I used below technique:
I filter file, which have MDT_ or not (create two file with
MDT_and withoutMDT_).For MDT data code:
open read_file, '<:encoding(UTF-8)', "$current_in/$file_name" || die "file found $!"; my @Dt_ModifiedDate = grep { $_ =~ /MDT_([0-9]+)\/([0-9]+)\/([0-9]+) ([0-9]+):([0-9]+):([0-9]+) ([A-Z]+)/i} <read_file>; my $doc_MD = new IO::File(">$current_ou/output/$file_name_with_out_ext.ModifiedDate"); $doc_MD->binmode(':utf8'); print $doc_MD @Dt_ModifiedDate; $doc_MD->close; close (read_file);For Un_MDT data code:
open read_file, '<:encoding(UTF-8)', "$current_in/$file_name" || die "file found $!"; my @un_ModifiedDate = grep { $_ !~ /MDT_([0-9]+)\/([0-9]+)\/([0-9]+) ([0-9]+):([0-9]+):([0-9]+) ([A-Z]+)/} <read_file>; open read_file, '<:encoding(UTF-8)', "$current_in/$file_name" || die "file found $!"; my $doc_UMD = new IO::File(">$current_ou/output/$file_name_with_out_ext.unModifiedDate"); $doc_UMD->binmode(':utf8'); print $doc_UMD @un_ModifiedDate; $doc_UMD->close; close (read_file);From
MDT_contains file, I collect all date and time and sort them and then unique.@modi_date = map $_->[0], sort { uc($a->[1]) cmp uc($b->[1]) } map { [ $_, toISO8601($_) ] } @modi_date; @modi_date = reverse (@modi_date); @modi_date = uniq (@modi_date);according to sorted date and time I grep all records from MDT_file. And finally create final file.

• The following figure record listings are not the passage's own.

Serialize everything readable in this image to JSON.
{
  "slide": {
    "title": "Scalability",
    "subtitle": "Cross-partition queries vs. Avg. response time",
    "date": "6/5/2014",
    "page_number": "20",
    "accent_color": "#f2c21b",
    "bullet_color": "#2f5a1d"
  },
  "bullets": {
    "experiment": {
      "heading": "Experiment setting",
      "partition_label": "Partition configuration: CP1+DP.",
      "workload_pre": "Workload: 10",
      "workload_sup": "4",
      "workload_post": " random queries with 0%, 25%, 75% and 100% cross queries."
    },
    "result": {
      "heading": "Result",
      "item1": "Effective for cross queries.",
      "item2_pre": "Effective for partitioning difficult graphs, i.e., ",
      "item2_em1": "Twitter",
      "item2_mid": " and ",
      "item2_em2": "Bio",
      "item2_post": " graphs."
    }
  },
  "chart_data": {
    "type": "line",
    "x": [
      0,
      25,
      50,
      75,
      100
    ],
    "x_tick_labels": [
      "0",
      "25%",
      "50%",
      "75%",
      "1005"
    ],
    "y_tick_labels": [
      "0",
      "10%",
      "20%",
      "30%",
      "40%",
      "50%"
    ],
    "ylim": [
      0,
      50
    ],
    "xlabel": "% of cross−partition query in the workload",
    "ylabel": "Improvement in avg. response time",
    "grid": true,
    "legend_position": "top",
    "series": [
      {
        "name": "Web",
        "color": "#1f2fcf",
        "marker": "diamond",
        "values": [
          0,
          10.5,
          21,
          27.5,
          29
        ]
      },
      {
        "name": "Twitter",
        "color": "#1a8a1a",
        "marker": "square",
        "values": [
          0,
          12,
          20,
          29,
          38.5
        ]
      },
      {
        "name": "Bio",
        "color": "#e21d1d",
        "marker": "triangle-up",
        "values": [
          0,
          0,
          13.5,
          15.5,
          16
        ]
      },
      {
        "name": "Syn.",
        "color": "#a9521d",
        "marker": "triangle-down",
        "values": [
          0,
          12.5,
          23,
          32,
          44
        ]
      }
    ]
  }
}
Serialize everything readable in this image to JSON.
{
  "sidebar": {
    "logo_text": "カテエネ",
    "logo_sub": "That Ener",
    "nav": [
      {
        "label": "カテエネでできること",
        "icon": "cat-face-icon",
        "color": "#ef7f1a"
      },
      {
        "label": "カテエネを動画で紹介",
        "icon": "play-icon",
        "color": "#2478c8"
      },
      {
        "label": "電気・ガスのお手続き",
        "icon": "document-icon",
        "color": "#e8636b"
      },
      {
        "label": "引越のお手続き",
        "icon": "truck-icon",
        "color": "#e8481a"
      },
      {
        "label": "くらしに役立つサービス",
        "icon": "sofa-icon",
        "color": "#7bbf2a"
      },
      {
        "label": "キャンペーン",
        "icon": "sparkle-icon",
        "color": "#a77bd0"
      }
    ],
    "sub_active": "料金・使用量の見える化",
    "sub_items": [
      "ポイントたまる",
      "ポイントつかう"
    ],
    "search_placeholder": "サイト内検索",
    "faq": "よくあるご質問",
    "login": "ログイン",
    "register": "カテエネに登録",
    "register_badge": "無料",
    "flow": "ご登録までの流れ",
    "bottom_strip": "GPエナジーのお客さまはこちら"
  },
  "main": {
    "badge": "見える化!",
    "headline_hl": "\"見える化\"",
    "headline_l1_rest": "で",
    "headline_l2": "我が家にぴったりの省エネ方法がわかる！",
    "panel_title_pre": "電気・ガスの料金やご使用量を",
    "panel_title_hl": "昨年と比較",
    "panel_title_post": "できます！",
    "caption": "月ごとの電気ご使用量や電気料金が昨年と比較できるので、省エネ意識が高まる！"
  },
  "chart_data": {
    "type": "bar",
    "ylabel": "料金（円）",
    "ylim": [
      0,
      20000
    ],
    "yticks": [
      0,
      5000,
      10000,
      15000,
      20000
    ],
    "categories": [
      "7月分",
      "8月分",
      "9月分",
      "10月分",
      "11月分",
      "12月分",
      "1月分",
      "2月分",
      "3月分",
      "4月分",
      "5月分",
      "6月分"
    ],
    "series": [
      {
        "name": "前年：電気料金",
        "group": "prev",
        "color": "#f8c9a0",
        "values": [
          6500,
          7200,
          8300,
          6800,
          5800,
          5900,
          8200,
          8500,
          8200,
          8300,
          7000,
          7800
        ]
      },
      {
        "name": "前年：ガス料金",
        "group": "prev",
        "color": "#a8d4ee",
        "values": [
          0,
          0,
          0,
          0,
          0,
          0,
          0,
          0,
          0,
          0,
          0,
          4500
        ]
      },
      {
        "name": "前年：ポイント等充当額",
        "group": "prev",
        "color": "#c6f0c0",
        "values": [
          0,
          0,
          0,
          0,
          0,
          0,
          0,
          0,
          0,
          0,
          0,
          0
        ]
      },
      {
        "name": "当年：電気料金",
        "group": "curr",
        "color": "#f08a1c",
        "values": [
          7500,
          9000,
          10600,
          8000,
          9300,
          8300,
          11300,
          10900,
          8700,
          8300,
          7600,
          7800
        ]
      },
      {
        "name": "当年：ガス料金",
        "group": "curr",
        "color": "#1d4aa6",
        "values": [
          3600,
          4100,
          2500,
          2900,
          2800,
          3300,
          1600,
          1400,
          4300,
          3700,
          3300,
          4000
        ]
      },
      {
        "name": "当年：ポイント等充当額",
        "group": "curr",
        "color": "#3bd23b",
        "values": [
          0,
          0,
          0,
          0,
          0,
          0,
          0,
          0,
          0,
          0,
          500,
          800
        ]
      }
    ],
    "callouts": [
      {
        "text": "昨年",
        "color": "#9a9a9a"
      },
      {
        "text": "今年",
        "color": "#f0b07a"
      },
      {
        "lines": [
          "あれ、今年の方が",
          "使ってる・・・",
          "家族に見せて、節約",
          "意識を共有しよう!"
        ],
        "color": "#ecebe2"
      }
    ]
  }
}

my $doc1 = new IO::File(">$current_ou/output/$file_name_with_out_ext.sorted_data"); $doc1->binmode(':utf8'); foreach my $changes (@modi_date) { chomp($changes); $Count_pro++; @ab = grep (/$changes/, @all_data_with_time); print $doc1 ("@ab\n"); $progress_bar->update($Count_pro); } $doc1->close;
But this process take more time. Is there any way to do in short time?

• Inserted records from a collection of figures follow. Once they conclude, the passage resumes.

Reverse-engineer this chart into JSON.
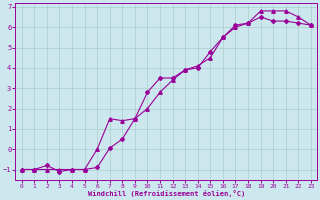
{
  "xlabel": "Windchill (Refroidissement éolien,°C)",
  "background_color": "#cce8ee",
  "grid_color": "#aacccc",
  "line_color": "#990099",
  "xlim": [
    -0.5,
    23.5
  ],
  "ylim": [
    -1.5,
    7.2
  ],
  "yticks": [
    -1,
    0,
    1,
    2,
    3,
    4,
    5,
    6,
    7
  ],
  "xticks": [
    0,
    1,
    2,
    3,
    4,
    5,
    6,
    7,
    8,
    9,
    10,
    11,
    12,
    13,
    14,
    15,
    16,
    17,
    18,
    19,
    20,
    21,
    22,
    23
  ],
  "line1_x": [
    0,
    1,
    2,
    3,
    4,
    5,
    6,
    7,
    8,
    9,
    10,
    11,
    12,
    13,
    14,
    15,
    16,
    17,
    18,
    19,
    20,
    21,
    22,
    23
  ],
  "line1_y": [
    -1.0,
    -1.0,
    -0.8,
    -1.1,
    -1.0,
    -1.0,
    -0.9,
    0.05,
    0.5,
    1.5,
    2.8,
    3.5,
    3.5,
    3.9,
    4.0,
    4.8,
    5.5,
    6.1,
    6.2,
    6.5,
    6.3,
    6.3,
    6.2,
    6.1
  ],
  "line2_x": [
    0,
    1,
    2,
    3,
    4,
    5,
    6,
    7,
    8,
    9,
    10,
    11,
    12,
    13,
    14,
    15,
    16,
    17,
    18,
    19,
    20,
    21,
    22,
    23
  ],
  "line2_y": [
    -1.0,
    -1.0,
    -1.0,
    -1.0,
    -1.0,
    -1.0,
    0.0,
    1.5,
    1.4,
    1.5,
    2.0,
    2.8,
    3.4,
    3.9,
    4.1,
    4.5,
    5.5,
    6.0,
    6.2,
    6.8,
    6.8,
    6.8,
    6.5,
    6.1
  ]
}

As you pointed out doing everything in memory is not an option on your machine. However, I do not see why you are first sorting the dates, to then grep all records with that date, instead of sorting all of those records on the date.
I also suspect that if you were to go through the original file line by line and not in one huge map sort split map, you might save some memory, but I'll leave that up to you to try - it would save you creating the files and then re-parsing things.
I would suggest doing 2 + 3 in one go:
Skip building @modi_date ( somewhere not visible to us :/ ).